Improving by 1%

Coral Gables Counseling Center - Wednesday, April 10, 2019
By Emy Fernandez, MBA, Life Coach

Life and Heath Coach

Most of us look forward to the future wondering what changes we can make today – to improve what is to come, whether it be health, security, finances, careers, relationships, and so on….

So, we get gym memberships, we get life insurances, we save for retirement, we set goals, we look for promotions or career change opportunities, we swipe for dates or we schedule “date nights,” we look for work/life balance. Whew!!

Although these are all good steps towards creating a better future…it’s all very exhausting. Also, it leaves us wondering “where do I begin and when does it all end?”

The problem I see as a Life Coach is that we try to do it all at one time. Initially, we are all very motivated until we’re not. But what if we decided to take one step today towards our health and instead of getting a gym membership we gave ourselves permission to take a 10 or 20 minute walk and tomorrow increase it by another 5 or 10 minutes? Then in six months – after consistent movement and time increase – we can consider a gym membership. The likelihood of us actually going to the gym and exercising regularly after consistent movement for six months will increase exponentially. As Richard Clear says in his book, Atomic Habits, “…improving by 1 percent isn’t particularly notable – sometimes it isn’t even noticeable – but it can be far more meaningful, especially in the long run.”

I have clients that come in wanting to lose weight but also organize their home, and find work/life balance all at the same time. Can we do all three at the same time? Sure. But it won’t be sustainable. Within 2 weeks the home is a mess again; within a month, the stress of trying to balance work and life has duplicated; and in 2 months, they’ve already gained back the weight they lost.
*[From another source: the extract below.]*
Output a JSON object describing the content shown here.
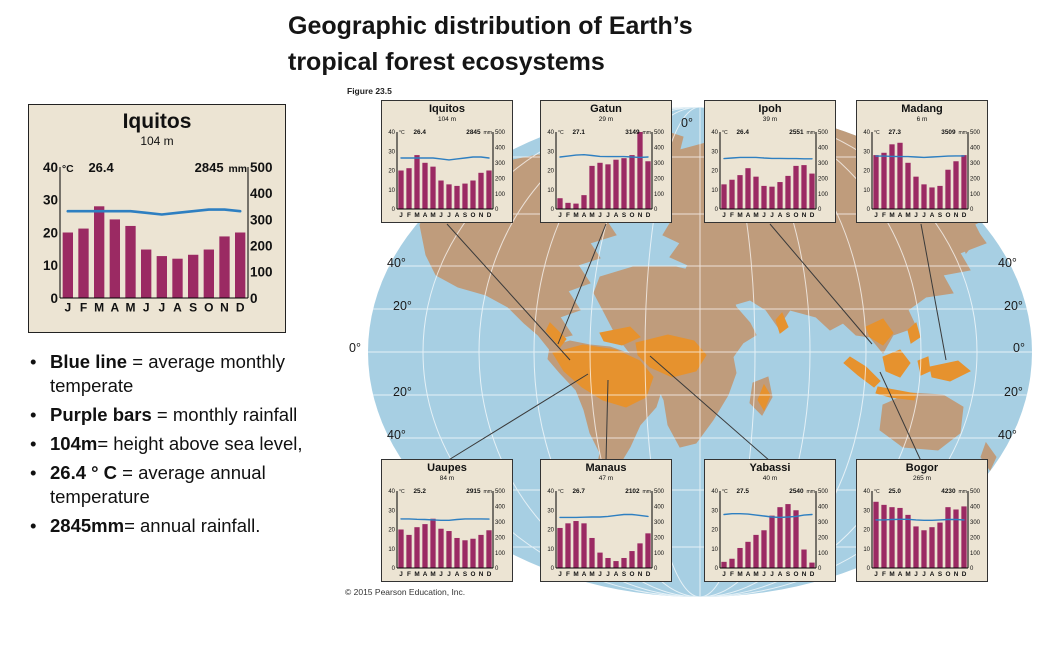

What if instead, we choose one goal at a time? For example, let’s start with organizing the home. We could probably reach this goal in a weekend. But 2 to 3 weeks later the house is a mess again and we’re back where we started. Instead, consider starting with the master closet this weekend, and moving on to another part of the house the following weekend. This will be much easier than trying to take on the whole house at one time.

Additionally, as we make these smaller changes on the path to reach our goal, we also have to process our habits. What small changes can we make to our habits in order to create long lasting change? For example, let’s change the habit of throwing the shoes in the closet or leaving them by the door. Instead, we can go straight to the closet and put them in their place. If we don’t make changes to our habits too, as Clear says, “Achieving a goal is only a momentary change.”
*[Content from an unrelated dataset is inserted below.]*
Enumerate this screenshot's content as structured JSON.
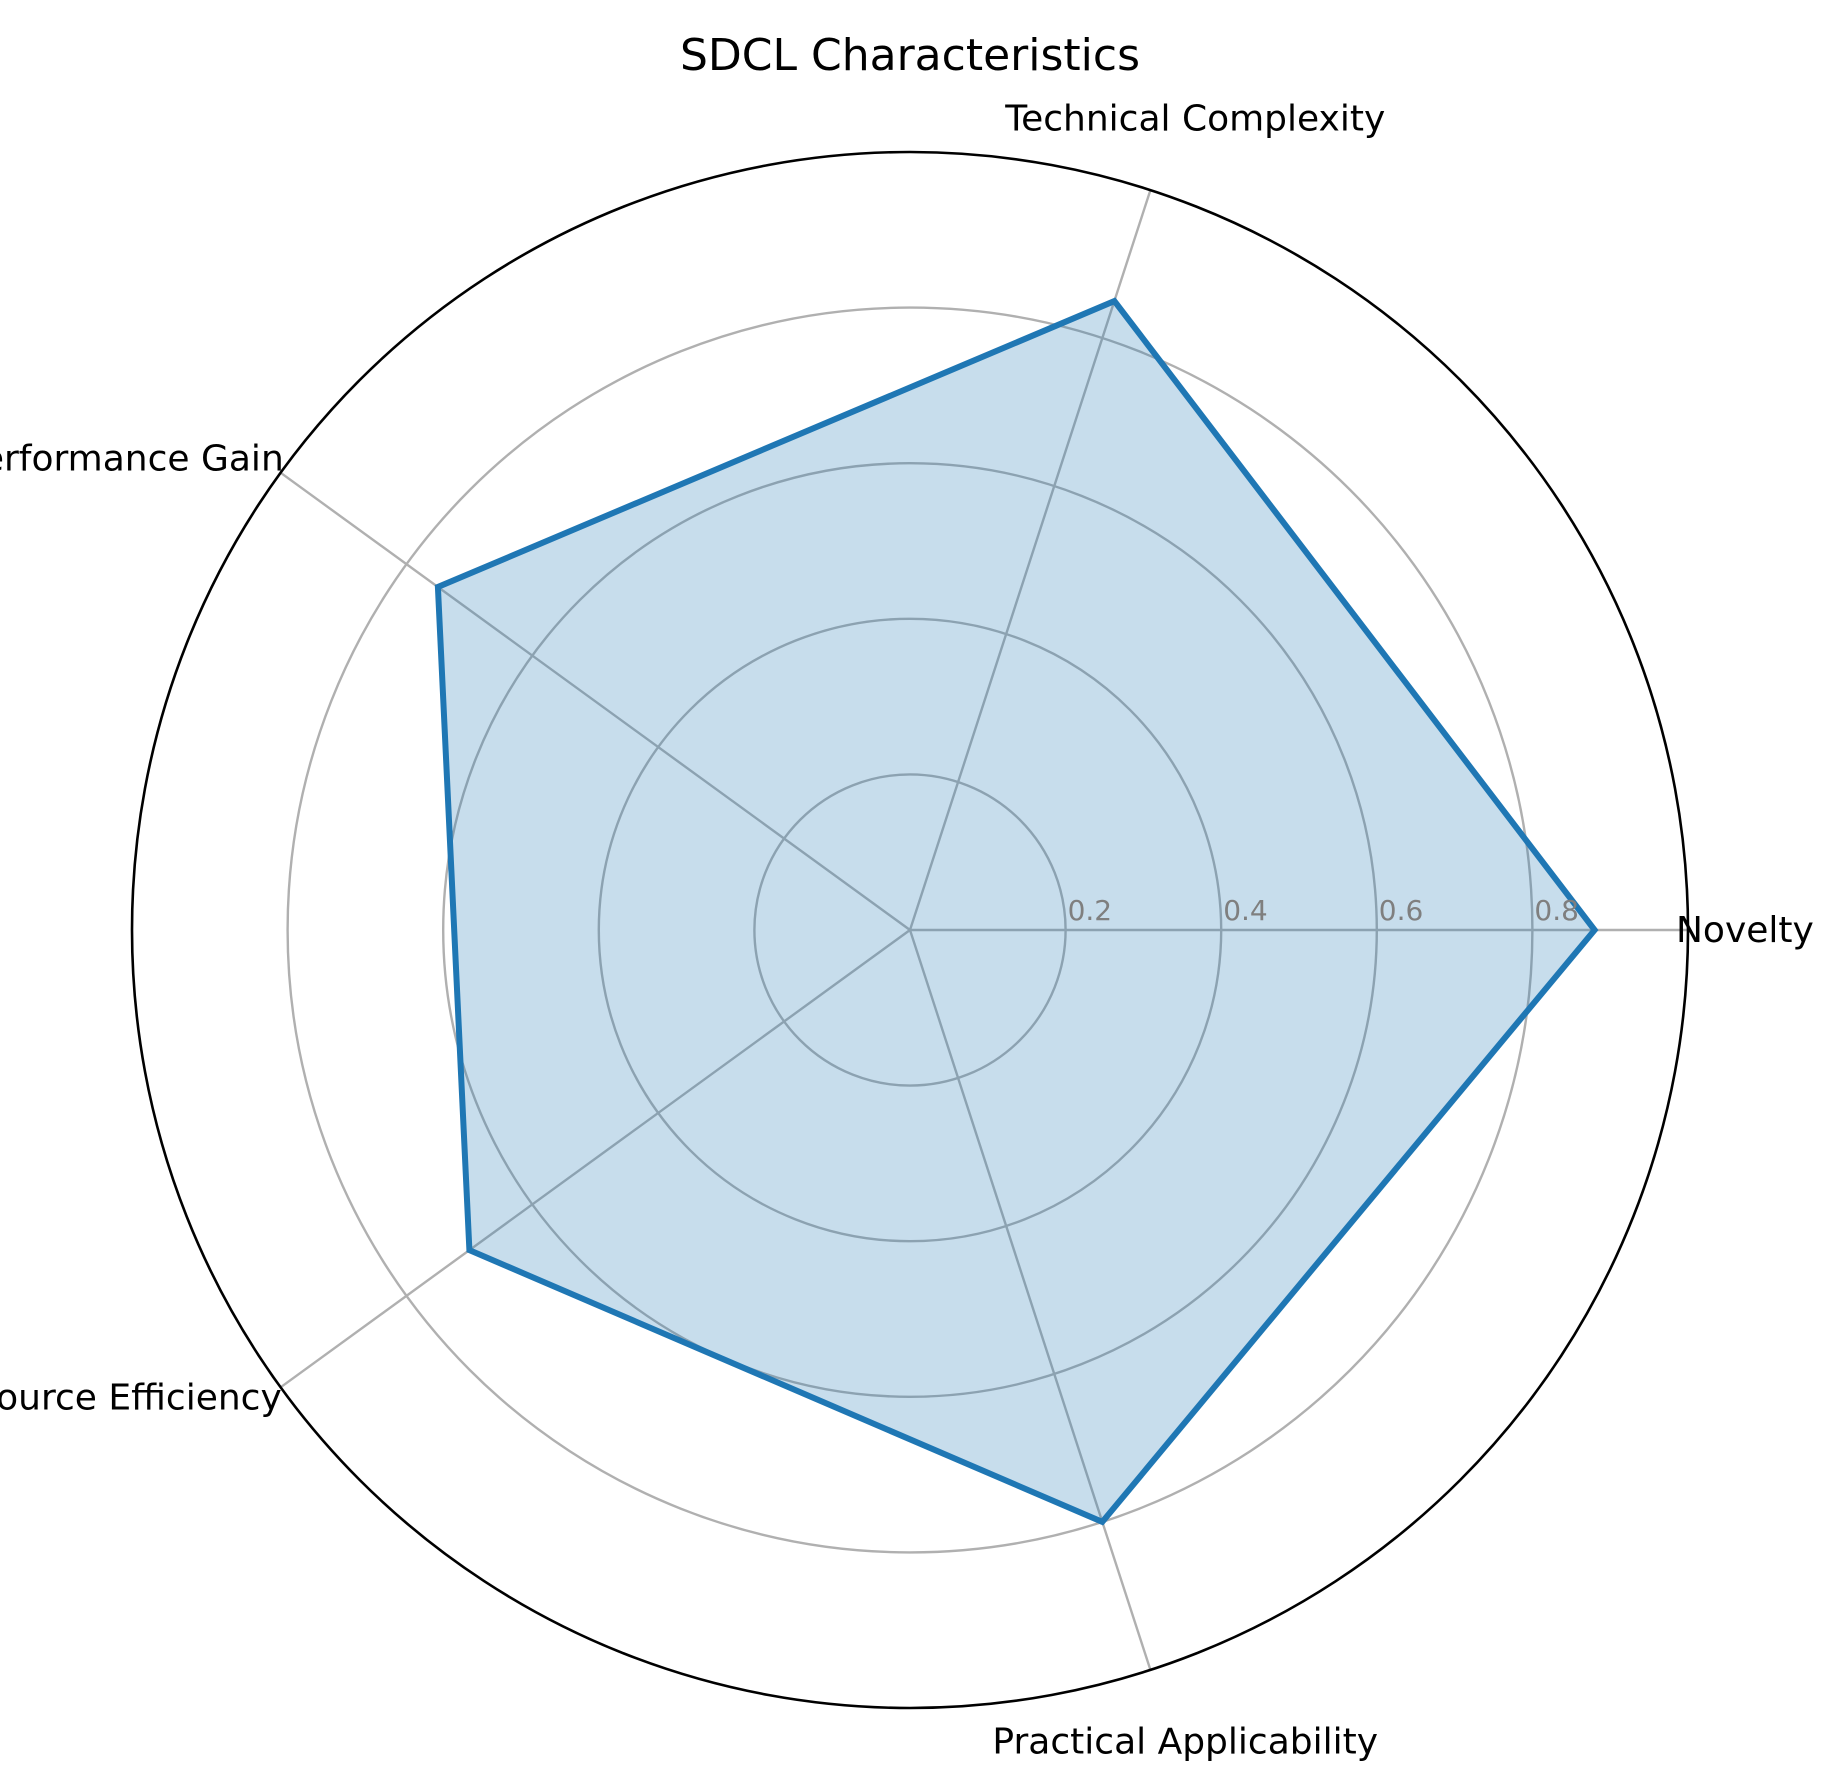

In following the example above – once our client reached her goal of organizing her home, we can then move on to her goal of work/life balance and then weight loss. However, the goal is just the destination – not the path. The path or actual action items to reach our goal is what ultimately matters. As Clear says, we can accomplish tasks whether we have goals or not as long as we have action steps. The goals are just the end result. So focus on the action steps or “system” instead of the goals by following the same steps outlined above: 1) define the goal (or end result); 2) create the system (or action steps) to reach your goal; 3) and make changes in your habits so all the work you put in to reach your goal is long lasting.

We tend to set big, once in a lifetime transformational goals, but it’s the daily steps and actions we take that help us get to our transformation.

In closing, you may be thinking I’m making it sound as if changing our bad habits into good long lasting ones is a little 3-step process. It isn’t. It takes focus and being present in the moment to make changes in our habits long lasting. It’s important we know and understand what the bad habits are so we can recognize them. Sometimes it takes accountability or a change in our environment and other times it takes actually eliminating cues in our environment that trigger the return of our bad habits. And, knowing that we may fail – and if we do – that we learn from our failure, make our tweaks and start over again..

What long lasting goal do you want to reach?
What small steps can you take now to begin moving towards your goal?